Mars 2021

Ameublir nos plates-bandes

par

Éloïse LeBlanc

poésie
corps de braises

J’ai peur de poser mon pied sur tes structures neuronales, de perdre l’équilibre, d’échapper la lampe à huile. 

Ce qu’il nous reste en partage, la clôture à la frontière de nos jardins, se décline en tournesols. 

J’ai cultivé un rivage qui embaume le persil de mer. Sur les rochers, j’ai détaché la mousse pour mieux y déposer ma tête. Minerai chauve que je protégerai des rayons ultraviolets avec de grands chapeaux de paille. Dans mon jardin, l’eau s’écoule dans les fissures, rafraîchit les fronts exposés, abreuve les crabes à la carapace éprouvée et excuse le pied glissant. À l’entrée, la brise s’érige à la verticale. 

Le tien est fourni et les fleurs sauvages y sont opaques. 

Tous les jeudis, tu cueilles une marguerite et l’ajoutes à ton autel. Tu t’agenouilles, te confies au pavé, délimites le contour de l’amoncellement d’objets avec ton doigt. Tu ne m’as jamais dévoilé le destinataire de tes prières, mais lorsque ma voix résonne dans les plis de tes yeux, elle me rappelle l’acoustique des vieilles églises de bois. 

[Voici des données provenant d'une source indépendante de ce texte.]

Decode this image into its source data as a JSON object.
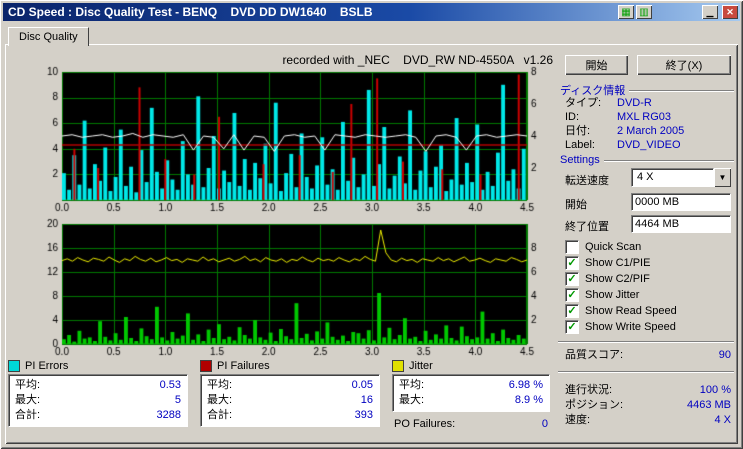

Je t’ai fait remarquer cette propension à construire des écoles primaires aux côtés des presbytères, des cimetières. S’y frottent l’usé et le neuf. Y poussent des bleuets au mois d’août. 

Le poids des tiges adossées sur la clôture l’érode. Les copeaux de bois s’érigent en échardes.  

À force de te prostrer sur le pavé, ta colonne se fige. 

Je roule le vert de mes yeux en boules de papier, les gonfle à l’hélium pour alléger le poids de ta lordose. Tu t’élèves, t’éloignes à nouveau pour souffler toutes les voix d’une chorale. 

Les murmures du Noroît t’appartiennent. 

L’altitude étouffe ce qu’il m’est donné d’entendre et te dissimule, loin de la frontière de nos jardins. L’union de nos corps invisibilisés par les coups de vent verticaux. 


Je m’entoure de mes propres mains. 

Lorsque j’arrose mes plates-bandes, l’eau se déverse sur mes pieds et la corne de mes talons s’imprègne de terre. Je n’échappe plus au béton: il râpe ma peau morte avant d’user ma parole. Dépossédée, je cours à contre-courant, le long de la rivière. Alors que mon souffle s’écourte, s’échoue dans ma gorge, je retrouve cet endroit où le vent l’emporte sur le reste. 

Je trace ma faim avec la semelle de mon soulier. Il me prend tout de même l’envie de t’offrir ma plus vieille tasse de thé. 

Le vent me rassure, me confie: «Les récoltes soutiendront notre appétit. À notre table, c’est toujours dimanche». 


Dans le coin du cabanon, les carillons se cognent sur tes paupières. J’ai perdu la vue pour retrouver le tintement des parois de verre. Ma soif te regarde de biais. Elle presse ta migraine à venir. 

J’ai levé la main, volontaire, renversé le contenant de punaises. Le bout de mes doigts se joue du risque, se présente sans timidité devant la pointe de métal. L’aiguille pénètre la chair et le doigt s’étire encore, inébranlable. Il ne manque que l’encre pour que le sang perle, tache le ciment, amorce la permanence. 


En m’éloignant, je fais grincer la porte, découpe au sécateur mes biais inconscients. 

Je me tiendrai moins droite

éroderai l’inadéquation

apprendrai à demander tes bras

patienterai, puisque l’on n’est pas encore dimanche.


Ma peau cuivrée, comme celle des pétales, se distend puis se ride, se plie puis s’affaisse. Vos chevelures blanchies, auxquelles aucun gris ne s’arrime; je me retiens d’y goûter. 

Éloïse LeBlanc

Éloïse LeBlanc est candidate au doctorat en recherche-création à l’Université McGill et travaille sur les manières par lesquelles les arts visuels se faufilent dans la représentation poétique du quotidien, tout particulièrement en littérature acadienne contemporaine. Elle fait partie des équipes éditoriales de la revue Nyx et de la revue Lieu commun.